Opposition to ALEC’s so-called ‘right to work’ is and always has been bipartisan. Because RTW legislation would lower wages for all working Missourians.
It is disappointing to hear extremist, GOP leadership pushing for these policies, when so many others stand up against the out-of-state attacks on Missouri workers.
From The Missouri Times:
JEFFERSON CITY, Mo. — While Missourians wait in anticipation for a September veto session that might see Republicans attempting to override a gubernatorial veto of Right-to-Work legislation, the Missouri Republican Party is hoping to jockey support with their own resolution.
The Missouri Republican State Committee approved a resolution last Saturday supporting Right-to-Work legislation, despite the fact that it has largely been Republican resistance that has kept the issue from becoming law.
‘The fact that the committee made a stand on this is huge,” said Rep.
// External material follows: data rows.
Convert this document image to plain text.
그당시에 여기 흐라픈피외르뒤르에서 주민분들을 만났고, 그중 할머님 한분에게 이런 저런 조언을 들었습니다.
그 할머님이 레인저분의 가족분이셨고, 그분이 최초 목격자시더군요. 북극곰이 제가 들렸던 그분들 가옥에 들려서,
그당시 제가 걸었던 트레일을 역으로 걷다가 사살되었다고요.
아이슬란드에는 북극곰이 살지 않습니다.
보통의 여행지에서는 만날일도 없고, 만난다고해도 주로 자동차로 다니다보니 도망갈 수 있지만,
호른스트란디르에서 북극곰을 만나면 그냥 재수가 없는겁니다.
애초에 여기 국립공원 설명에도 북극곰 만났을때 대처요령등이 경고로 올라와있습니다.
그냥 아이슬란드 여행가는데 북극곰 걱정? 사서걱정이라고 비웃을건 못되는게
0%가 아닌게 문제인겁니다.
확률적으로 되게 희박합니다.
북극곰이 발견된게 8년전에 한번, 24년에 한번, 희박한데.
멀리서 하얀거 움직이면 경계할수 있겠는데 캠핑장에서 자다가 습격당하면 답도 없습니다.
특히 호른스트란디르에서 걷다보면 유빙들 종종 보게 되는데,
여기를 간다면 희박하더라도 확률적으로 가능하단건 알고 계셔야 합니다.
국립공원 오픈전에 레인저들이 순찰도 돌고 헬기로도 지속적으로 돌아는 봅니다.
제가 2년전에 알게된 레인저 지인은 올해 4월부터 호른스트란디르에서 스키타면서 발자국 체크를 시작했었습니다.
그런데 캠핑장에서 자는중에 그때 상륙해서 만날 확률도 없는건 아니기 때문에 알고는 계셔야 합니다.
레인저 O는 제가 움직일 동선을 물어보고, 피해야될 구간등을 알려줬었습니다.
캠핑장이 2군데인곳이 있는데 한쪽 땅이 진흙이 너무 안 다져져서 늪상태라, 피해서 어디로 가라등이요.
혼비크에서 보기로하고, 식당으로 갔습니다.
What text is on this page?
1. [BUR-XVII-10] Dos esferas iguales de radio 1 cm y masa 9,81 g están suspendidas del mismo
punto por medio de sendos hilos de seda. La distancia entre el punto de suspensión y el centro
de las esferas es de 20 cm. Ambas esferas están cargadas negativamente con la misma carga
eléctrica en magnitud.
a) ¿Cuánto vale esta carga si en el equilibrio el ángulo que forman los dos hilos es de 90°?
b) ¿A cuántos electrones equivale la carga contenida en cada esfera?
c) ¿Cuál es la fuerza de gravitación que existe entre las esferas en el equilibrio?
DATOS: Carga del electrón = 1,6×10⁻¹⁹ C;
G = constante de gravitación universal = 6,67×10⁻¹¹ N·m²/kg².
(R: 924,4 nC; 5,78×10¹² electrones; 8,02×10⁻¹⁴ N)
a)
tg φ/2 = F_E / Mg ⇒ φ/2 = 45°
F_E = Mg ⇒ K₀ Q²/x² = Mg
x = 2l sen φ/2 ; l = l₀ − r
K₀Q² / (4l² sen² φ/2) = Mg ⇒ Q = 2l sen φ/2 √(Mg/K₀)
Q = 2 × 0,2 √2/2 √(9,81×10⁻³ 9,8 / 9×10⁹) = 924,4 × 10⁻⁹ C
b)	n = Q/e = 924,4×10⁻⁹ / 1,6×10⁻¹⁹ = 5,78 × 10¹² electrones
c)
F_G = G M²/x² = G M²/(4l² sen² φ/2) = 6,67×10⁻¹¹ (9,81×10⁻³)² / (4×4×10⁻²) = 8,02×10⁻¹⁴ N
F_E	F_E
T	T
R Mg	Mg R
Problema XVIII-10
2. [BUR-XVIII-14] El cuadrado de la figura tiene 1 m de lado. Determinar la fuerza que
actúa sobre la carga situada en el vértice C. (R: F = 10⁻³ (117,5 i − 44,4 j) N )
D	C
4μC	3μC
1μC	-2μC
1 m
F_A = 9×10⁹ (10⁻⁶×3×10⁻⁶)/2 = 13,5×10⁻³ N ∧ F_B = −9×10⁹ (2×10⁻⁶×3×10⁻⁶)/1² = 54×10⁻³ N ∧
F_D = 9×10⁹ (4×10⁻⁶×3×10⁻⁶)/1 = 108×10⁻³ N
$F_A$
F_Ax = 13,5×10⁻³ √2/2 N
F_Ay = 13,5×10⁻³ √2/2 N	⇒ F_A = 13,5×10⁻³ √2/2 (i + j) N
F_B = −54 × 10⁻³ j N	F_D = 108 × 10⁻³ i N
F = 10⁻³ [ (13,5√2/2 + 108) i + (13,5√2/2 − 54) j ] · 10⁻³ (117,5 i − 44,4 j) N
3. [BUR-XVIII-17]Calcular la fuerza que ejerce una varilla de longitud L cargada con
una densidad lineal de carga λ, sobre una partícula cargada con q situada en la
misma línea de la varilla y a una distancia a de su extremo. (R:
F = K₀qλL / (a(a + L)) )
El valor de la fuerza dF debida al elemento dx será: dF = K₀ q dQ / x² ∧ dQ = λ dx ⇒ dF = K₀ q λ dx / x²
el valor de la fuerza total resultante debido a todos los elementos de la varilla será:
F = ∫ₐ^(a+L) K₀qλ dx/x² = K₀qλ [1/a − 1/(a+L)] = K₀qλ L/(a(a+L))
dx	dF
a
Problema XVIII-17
Eric Burlison, R—Springfield, a vocal supporter of RTW and past sponsor of the bill. “It’s also worth it to know that 80 percent of our caucus supports this issue.”
Burlison said he couldn’t comment on whether or not the resolution would encourage more cautious members of his own party, or shore up a guarantee that an override vote would be held at all. But he did say that the committee issuing a resolution of this nature wasn’t common, and spoke well to the increasing unity among Republicans on the issue of labor.
Despite veto-proof majorities in both chambers for several years, Republicans have been unable to get RTW bills across the finish line thanks to the handful of pro-labor Republicans that consistently break ranks on the issue. The resolution approved by the GOP state committee urges the Republicans in the House and the Senate to work to override Gov. Jay Nixon’s veto, a fairly tall order.
In the House, RTW got 92 votes on its final passage, well short of the more than 100 needed to override. In the senate, the bill was short by two votes. Nixon has since vetoed the bill at several high profile events and appears prepared to spend much of his summer campaigning against an override, an increasingly common summer activity to the Democratic governor.